Their confidential proposal went like this: Wimberley would partner with Harris and Bennett’s Texans for Education Rights Institute to create a charter school tentatively dubbed the Texas Achievement Campus. But “campus” was a misnomer, because there would be none. The school would exist only on paper. Texans for Education Rights would then work with ResponsiveEd, Whitehurst’s group, to place K–12 students from around the state into private schools of their choice at “no cost to their families.”

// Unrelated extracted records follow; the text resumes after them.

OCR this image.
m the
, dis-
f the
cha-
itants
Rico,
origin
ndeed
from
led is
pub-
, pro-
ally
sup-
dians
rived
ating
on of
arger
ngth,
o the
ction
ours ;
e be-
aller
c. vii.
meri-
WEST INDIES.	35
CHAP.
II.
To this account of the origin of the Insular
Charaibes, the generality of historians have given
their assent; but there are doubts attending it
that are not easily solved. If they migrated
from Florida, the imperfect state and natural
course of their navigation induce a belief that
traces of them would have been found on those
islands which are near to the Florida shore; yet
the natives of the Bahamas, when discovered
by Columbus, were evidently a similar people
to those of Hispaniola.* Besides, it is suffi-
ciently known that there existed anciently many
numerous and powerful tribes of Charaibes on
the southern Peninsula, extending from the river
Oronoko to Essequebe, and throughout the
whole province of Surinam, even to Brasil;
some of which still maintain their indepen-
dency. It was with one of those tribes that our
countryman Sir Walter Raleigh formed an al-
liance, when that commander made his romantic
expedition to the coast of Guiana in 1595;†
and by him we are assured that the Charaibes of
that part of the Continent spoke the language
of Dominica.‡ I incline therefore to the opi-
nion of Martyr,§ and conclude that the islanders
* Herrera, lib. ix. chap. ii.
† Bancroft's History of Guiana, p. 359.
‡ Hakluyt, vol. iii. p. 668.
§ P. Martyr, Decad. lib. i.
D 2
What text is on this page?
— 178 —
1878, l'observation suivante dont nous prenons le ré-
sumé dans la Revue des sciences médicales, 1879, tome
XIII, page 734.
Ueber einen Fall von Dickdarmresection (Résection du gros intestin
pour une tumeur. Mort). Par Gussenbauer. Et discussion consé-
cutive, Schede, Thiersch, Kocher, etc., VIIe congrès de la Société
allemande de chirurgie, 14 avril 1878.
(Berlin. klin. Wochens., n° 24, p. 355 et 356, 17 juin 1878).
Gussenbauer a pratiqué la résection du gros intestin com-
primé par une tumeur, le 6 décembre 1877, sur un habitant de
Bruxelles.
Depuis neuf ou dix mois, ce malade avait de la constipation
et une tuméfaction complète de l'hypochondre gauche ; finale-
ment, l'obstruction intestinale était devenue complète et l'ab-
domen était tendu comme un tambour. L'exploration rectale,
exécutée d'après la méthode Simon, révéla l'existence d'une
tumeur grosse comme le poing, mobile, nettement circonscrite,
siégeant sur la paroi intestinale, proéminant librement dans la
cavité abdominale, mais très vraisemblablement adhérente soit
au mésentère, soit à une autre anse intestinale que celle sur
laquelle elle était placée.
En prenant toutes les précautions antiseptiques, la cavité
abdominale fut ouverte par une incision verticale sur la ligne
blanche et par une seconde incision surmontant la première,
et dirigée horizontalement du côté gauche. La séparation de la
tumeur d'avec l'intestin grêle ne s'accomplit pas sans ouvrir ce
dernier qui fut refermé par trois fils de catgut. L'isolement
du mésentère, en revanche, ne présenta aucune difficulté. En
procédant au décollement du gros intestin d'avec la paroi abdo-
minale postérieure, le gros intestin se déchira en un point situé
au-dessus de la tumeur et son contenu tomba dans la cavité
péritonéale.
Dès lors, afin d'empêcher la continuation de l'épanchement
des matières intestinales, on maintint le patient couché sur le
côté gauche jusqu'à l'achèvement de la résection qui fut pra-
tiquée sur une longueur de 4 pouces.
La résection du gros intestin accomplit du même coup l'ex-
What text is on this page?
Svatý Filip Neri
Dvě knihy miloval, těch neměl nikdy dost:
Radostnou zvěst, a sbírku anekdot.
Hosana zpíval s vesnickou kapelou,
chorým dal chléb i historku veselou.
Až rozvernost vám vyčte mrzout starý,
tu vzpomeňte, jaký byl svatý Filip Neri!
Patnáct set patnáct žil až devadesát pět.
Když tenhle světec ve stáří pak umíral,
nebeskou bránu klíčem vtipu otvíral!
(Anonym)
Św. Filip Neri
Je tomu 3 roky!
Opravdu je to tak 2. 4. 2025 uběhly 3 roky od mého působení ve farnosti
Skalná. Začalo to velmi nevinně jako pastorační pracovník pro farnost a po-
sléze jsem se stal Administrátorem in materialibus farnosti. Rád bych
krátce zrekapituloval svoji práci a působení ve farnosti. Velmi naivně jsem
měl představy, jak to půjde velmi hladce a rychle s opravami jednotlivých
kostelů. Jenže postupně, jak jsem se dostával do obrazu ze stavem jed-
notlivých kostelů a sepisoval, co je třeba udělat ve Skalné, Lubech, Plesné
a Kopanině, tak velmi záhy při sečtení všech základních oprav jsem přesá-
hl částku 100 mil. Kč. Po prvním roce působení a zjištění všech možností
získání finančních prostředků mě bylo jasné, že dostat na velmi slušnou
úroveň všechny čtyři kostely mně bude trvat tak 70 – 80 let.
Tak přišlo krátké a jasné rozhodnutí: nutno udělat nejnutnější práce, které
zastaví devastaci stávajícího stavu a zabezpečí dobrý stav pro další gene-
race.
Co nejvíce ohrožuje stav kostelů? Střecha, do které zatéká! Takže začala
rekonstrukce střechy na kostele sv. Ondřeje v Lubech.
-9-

The scheme was complex but it pursued a simple goal: turning taxpayer dollars intended for public education into funds for private schools. The kids would be counted as Wimberley ISD students enrolled at the Achievement Campus, thus drawing significant money to the district. (In Texas, public schools receive funding based in large part on how many students attend school each day.) But the tax dollars their “attendance” brought to the district would be redirected to private institutions across the state.

The plan was backed not only by an out-of-town Republican operative and a charter-school chain with links to Governor Greg Abbott, but by a Wimberley-based right-wing provocateur who bills himself as a “systemic disruption consultant.” Texas education commissioner Mike Morath—an Abbott appointee—also seemed to support the deal.

Its proponents have called the scheme pioneering and innovative. Though the effort ultimately failed in Wimberley, one of its backers says he is shopping the plan around to other districts. Critics have raised all manner of alarms.

I’m not accusing anyone of laundering money, by the legal definition, but there sure are a lot of hands touching a lot of money in this,” said H.D. Chambers, the superintendent of Alief ISD, a district in the Houston area that serves 47,000 students. He also pointed to another, more sweeping, concern: “It’s a Trojan horse for vouchers.”